Chances are that you’ve left a considerable electronic trail behind you in your travels across the Internet. Your email address, mailing address, birth date, age, credit card numbers, and more are all stored in scores of e-commerce systems, social networking sites, and maybe even a job board or two. And your business likely has a trove of similar data about everyone you’ve ever done a transaction with over the Web.
Of course, the longer that data is there, the greater the probability that it will be inappropriately disclosed -- either accidentally, or through a cyber-attack. The resulting exposure can lead to identity theft, or any number of digital assaults on individuals’ privacy. And as the folks at TJX Corp. can testify, that sort of data breach can cost your company hundreds of millions of dollars as well.
A Dutch researcher proposes that the way to eliminate the risk of accidental data disclosure is to let the data slowly decay until all the data fades away. Dr. Harold van Heerde of the Centre for Telematics and Information Technology (CTIT) at the University of Twente is researching ways to gradually replace details
from a database of personal information with more and more general information over time.
Of course, letting data degrade is the exact opposite of what most IT managers strive to do with customer data. After all, customer data is an asset: We use it more and more each day in an attempt to improve our relationship with customers, deliver better service, and understand patterns in their behavior. So high data quality is important. But for most uses beyond the transactional relationship with customers, we don’t need high-resolution data. Often, the data can be "anonymized" to a large degree for the purposes of larger analytical tasks, and there’s definitely a shelf-life attached to the value of data for any given transaction.
Van Heerde and a team of computer scientists from the Netherlands and France originally proposed the idea of data degradation to protect private information, in a paper presented at the 2008 Conference on Information and Knowledge Management. The idea in itself seems simple enough -- by gradually anonymizing data by removing personal identifying information, the data remains useful for things like market analytics and other business intelligence applications, but becomes useless to anyone who might be able to gain access to the data accidentally or through deliberate hacking.
A similar sort of time-bomb approach to data destruction was introduced in some mobile applications based on Java in the past decade. Mobile clients that use "data fading" keep track of how much time has elapsed since the last successful synchronization of the data with the source, and then start to destroy the data after a certain maximum "quiet period."

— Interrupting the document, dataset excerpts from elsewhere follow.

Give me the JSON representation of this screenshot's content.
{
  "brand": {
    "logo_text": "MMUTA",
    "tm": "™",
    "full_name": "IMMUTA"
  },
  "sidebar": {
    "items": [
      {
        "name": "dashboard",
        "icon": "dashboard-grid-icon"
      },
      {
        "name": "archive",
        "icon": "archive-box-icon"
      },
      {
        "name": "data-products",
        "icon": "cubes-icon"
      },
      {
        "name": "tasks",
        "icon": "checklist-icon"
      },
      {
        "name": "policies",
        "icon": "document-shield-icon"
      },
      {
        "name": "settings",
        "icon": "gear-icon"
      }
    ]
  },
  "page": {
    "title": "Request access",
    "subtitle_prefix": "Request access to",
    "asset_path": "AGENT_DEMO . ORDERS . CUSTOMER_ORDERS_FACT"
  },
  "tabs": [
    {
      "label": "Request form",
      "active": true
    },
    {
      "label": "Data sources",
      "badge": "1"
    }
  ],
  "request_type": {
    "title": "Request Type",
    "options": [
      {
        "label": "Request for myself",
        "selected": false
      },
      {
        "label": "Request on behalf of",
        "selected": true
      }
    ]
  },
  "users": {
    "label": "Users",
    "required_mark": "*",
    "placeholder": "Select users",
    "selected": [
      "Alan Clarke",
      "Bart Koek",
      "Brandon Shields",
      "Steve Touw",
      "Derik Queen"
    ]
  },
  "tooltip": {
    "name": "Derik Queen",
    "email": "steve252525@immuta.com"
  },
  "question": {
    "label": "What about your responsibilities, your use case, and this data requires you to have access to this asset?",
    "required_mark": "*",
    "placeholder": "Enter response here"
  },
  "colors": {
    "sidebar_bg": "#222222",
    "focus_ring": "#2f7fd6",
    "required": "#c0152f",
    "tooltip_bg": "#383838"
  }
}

There are some significant barriers to data fading on a database server -- many of them pointed out by van Heerde and his colleagues in their original paper. For example, there’s the issue of data that’s been “destroyed” remaining in database backups. And while there have been plenty of exposures of personal data through cyber-attack, the most wide-ranging and severe exposures have often been because of the loss of backup tapes in shipment or because data has simply "walked out the door" on removable media.
Also, data degradation can’t be entirely automatic -- it would require some integration with data retention policy tools, particularly with data that might fall under data retention regulations (or might be the target of legal discovery). If you’re purging your transactional databases of older data on a regular basis and moving it to an offline backup, you’re likely already doing most of what data degradation would achieve from the standpoint of protecting customer data.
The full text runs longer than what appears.